DateDayTap-offPlaceOpponent
Jan 29Weds11:00 amIMG Academy (Bradenton)Atlanta
Feb 1Sat4:00 pmDiMaggio Sports Complex (Clearwater)Chicago
Feb 5Weds7:00 pmDiMaggio ComplexMontreal
Feb 12Weds4:00 pmIMG AcademyCincinnati
Feb 15Sat4:30 pmAl Lang Field (St. Petersburg)Miami
Feb 19Weds12:00 noonDiMaggio ComplexDallas
Feb 22Sat7:00 pmDiMaggio ComplexDC United

 

3 Comments

  1. Hah! What a laugh!!
    .
    The Atlanta event information from earlier today makes absolute mincemeat of my expectations as detailed above. There may be no confirmation possible since the event is officially closed door, but it displays a conditioning pattern I have not seen before.
    .
    There are some of my expected pairs, all were 45-45 splits save one unequal trio where the inequality makes me suspect an injury. Now, the information reported in the blog may not be complete. we have no idea what the restrictions are on closed door scrimmages. Union Communications may have been pushing the envelope as far as possible to do what they did.
    .
    here’s what got reported on the “Match Blog.” a starting line-up, a second half starting line-up, and one second half substitution. the specifics follow below.
    .
    GK: Blake & Bendik 45-45
    LB: Real 90
    LCB: Collin & Topey 45-45
    RCB: Turner 90
    RB: Mbaizo. 90
    DCM: Creavalle & El Brujo 45-45
    LCM: de Vreis 90
    RCM: Bedoya & Trialist 45-45
    ACM: Fontana. 90
    RW: Ilsinho, Rayyan, Borgelin 45-35?-10?
    S: Santos & Przybylko 45-45
    .
    As I look at the data above I think I see that all five of the 90s are 22 years old or younger, and each has others currently ahead of them at the position. And except for Przybylko where injury caution is involved all the 45 minute people who started are older.
    .
    It will be interesting to note how the Atlanta 90s are handled Saturday against Chicago.
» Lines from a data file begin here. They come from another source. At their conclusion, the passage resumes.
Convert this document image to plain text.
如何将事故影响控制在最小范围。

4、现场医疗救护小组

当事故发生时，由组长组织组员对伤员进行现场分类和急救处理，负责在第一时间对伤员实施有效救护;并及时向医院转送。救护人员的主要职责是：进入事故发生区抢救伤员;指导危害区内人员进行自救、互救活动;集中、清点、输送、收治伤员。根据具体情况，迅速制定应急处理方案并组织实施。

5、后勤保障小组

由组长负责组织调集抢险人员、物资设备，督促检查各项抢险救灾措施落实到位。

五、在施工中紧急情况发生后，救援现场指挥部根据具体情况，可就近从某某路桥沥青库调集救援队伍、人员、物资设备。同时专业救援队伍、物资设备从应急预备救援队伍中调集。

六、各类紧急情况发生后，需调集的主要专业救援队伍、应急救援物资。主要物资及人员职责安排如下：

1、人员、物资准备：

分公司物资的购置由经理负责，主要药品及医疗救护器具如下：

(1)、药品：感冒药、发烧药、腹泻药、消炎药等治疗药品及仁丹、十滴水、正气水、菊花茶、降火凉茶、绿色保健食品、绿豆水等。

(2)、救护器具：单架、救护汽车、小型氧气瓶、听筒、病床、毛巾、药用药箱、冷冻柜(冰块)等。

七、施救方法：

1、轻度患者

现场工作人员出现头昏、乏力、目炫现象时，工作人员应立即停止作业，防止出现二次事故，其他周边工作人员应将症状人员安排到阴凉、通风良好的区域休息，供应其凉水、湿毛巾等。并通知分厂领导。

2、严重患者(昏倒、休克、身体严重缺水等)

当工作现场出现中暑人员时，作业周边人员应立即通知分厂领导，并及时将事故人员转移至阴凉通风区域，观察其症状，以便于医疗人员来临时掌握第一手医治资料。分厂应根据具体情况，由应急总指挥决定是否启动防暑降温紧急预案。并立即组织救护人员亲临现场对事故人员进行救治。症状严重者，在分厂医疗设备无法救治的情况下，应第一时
  2. Follow on to my comment immediately above.
    .
    WE have no idea whether these individuals even made the trip. Monteiro, Wooten, Ngalina, Oravec, Wagner, Elliott, Gaddis and Freese. McKenzie and Aaronson are away at national team camp in Southern California.

  3. Atlanta starting XI: Brad Guzan, Franco Escoba, Miles Robinson, Fernando Meza, Jake Mulraney, Brooks Lennon, Eric Remidi, Emerson Hyndman, Ezequiel Barco, Pity Martinez, Josef Martinez
    .
    .
    .
    Essentially their top XI, so take nothing from the scoreline.